Senator Kamala Harris Seeks To Make History With 2020 Presidential Bid

Am Martin-Luther-King-Tag gab sie ihre Kandidatur für 2020 bekannt: die demokratische US-Senatorin Kamala Harris.

(Foto: Bloomberg)
  • Die Demokratin Kamala Harris will 2020 für die Demokraten das Weiße Haus erobern.
  • Die US-Senatorin mit afroamerikanischen und indischen Wurzeln hat sich durch ihren gründlichen bis aggressiven Befragungsstil einen Namen gemacht.
  • Doch ihre Vorgeschichte als Staatsanwältin ist bei Linken ein Handicap: "Kamala Harris is a cop", heißt es immer wieder in sozialen Netzwerken.

Alle großen Dinge beginnen klein. Mit einer Frage beispielsweise: Wie spricht man diesen Vornamen aus? Ka-MA-la? Oder KA-ma-la? Die Antwort gibt Kamala Harris derzeit bei jedem Anlass: Betonung auf der ersten Silbe, "Komma sagen, ein La anhängen", das ist die Eselsbrücke, die sie für ihre Zuhörer baut.

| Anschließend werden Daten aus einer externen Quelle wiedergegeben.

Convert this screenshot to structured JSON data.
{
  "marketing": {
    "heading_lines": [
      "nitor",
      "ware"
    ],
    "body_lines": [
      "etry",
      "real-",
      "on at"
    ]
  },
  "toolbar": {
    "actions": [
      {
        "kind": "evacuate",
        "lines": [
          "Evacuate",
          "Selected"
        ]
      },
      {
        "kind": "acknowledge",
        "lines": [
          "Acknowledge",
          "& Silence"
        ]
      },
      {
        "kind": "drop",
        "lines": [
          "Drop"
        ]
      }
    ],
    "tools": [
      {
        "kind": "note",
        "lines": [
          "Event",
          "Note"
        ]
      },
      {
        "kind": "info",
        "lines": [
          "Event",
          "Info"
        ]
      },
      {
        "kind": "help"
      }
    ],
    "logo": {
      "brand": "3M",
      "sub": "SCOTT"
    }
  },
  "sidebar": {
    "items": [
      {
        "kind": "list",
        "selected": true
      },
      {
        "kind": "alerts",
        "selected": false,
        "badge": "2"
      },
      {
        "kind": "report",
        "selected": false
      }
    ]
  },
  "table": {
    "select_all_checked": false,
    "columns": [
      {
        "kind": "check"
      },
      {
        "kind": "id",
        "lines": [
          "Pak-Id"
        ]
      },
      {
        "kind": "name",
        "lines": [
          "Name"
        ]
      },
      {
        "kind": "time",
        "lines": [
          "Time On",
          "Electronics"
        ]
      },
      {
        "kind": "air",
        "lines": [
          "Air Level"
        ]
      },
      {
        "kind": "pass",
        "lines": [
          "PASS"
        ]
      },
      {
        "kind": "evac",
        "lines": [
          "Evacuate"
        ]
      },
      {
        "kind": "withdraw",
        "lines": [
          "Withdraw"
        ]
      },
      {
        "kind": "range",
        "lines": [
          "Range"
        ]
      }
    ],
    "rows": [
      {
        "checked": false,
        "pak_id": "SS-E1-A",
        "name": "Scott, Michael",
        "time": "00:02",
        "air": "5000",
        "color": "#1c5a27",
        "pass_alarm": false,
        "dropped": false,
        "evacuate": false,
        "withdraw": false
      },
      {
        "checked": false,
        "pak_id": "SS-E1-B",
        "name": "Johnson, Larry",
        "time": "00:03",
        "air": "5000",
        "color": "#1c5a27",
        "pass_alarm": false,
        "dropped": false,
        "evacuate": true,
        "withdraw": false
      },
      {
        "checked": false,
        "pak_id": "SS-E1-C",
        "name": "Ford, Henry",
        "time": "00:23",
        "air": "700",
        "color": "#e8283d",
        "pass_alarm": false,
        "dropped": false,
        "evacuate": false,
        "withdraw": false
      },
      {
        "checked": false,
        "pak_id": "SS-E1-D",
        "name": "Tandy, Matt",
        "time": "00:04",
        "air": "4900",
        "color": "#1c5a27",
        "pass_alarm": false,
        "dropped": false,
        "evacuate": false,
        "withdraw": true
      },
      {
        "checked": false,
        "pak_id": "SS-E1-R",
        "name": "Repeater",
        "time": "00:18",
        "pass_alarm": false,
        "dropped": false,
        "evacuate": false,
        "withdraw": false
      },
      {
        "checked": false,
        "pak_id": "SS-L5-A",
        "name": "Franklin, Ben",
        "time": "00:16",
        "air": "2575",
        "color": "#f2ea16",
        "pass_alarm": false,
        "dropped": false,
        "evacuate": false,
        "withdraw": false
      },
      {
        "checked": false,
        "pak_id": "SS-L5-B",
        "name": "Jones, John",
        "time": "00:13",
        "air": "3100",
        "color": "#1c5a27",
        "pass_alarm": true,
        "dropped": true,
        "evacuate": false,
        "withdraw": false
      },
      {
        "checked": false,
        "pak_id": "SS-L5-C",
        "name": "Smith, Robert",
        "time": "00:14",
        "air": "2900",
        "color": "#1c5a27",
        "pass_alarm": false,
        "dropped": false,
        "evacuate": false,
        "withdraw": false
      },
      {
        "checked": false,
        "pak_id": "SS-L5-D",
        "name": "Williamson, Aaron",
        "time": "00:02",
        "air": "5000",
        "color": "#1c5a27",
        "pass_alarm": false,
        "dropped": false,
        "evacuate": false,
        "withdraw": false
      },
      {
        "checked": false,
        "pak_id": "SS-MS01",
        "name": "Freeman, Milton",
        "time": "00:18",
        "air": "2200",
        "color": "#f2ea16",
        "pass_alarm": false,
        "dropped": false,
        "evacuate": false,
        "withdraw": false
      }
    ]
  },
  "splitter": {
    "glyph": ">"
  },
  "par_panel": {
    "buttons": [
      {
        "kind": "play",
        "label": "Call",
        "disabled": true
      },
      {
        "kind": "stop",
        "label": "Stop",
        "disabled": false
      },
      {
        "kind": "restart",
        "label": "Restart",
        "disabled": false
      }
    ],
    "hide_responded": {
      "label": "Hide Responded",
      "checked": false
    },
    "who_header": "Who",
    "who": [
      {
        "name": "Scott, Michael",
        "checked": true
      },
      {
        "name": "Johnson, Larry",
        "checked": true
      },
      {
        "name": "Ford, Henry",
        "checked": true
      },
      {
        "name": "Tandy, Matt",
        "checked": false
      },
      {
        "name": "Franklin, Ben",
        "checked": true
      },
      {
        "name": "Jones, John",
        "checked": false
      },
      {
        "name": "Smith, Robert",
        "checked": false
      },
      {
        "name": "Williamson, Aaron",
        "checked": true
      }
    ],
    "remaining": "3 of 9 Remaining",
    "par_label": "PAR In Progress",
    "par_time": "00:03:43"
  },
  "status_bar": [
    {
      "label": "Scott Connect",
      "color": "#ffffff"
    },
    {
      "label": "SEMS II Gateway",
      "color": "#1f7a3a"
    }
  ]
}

Und wenn Harris über ihren Namen spricht, ist sie auch schon mitten drin in der Geschichte ihres Lebens. Ihr Vorname ist Sanskrit für Lotusblume; die Mutter stammt aus Indien, der Vater aus Jamaika, und sie selbst ist seit dieser Woche Kandidatin für die Präsidentschaft der Vereinigten Staaten.

Ihre Bewerbung für die Nominierung der Demokratischen Partei verkündete die Senatorin aus Kalifornien am Montag, dem Martin-Luther-King-Tag, der in den USA ein Feiertag ist. Eine bewusste Geste, wie Harris in der TV-Sendung "Good Morning America" sagte. Eine Verbeugung vor dem Anführer der amerikanischen Bürgerrechtsbewegung, in der sich ihre Eltern kennengelernt hatten - und die auch für Harris prägend war.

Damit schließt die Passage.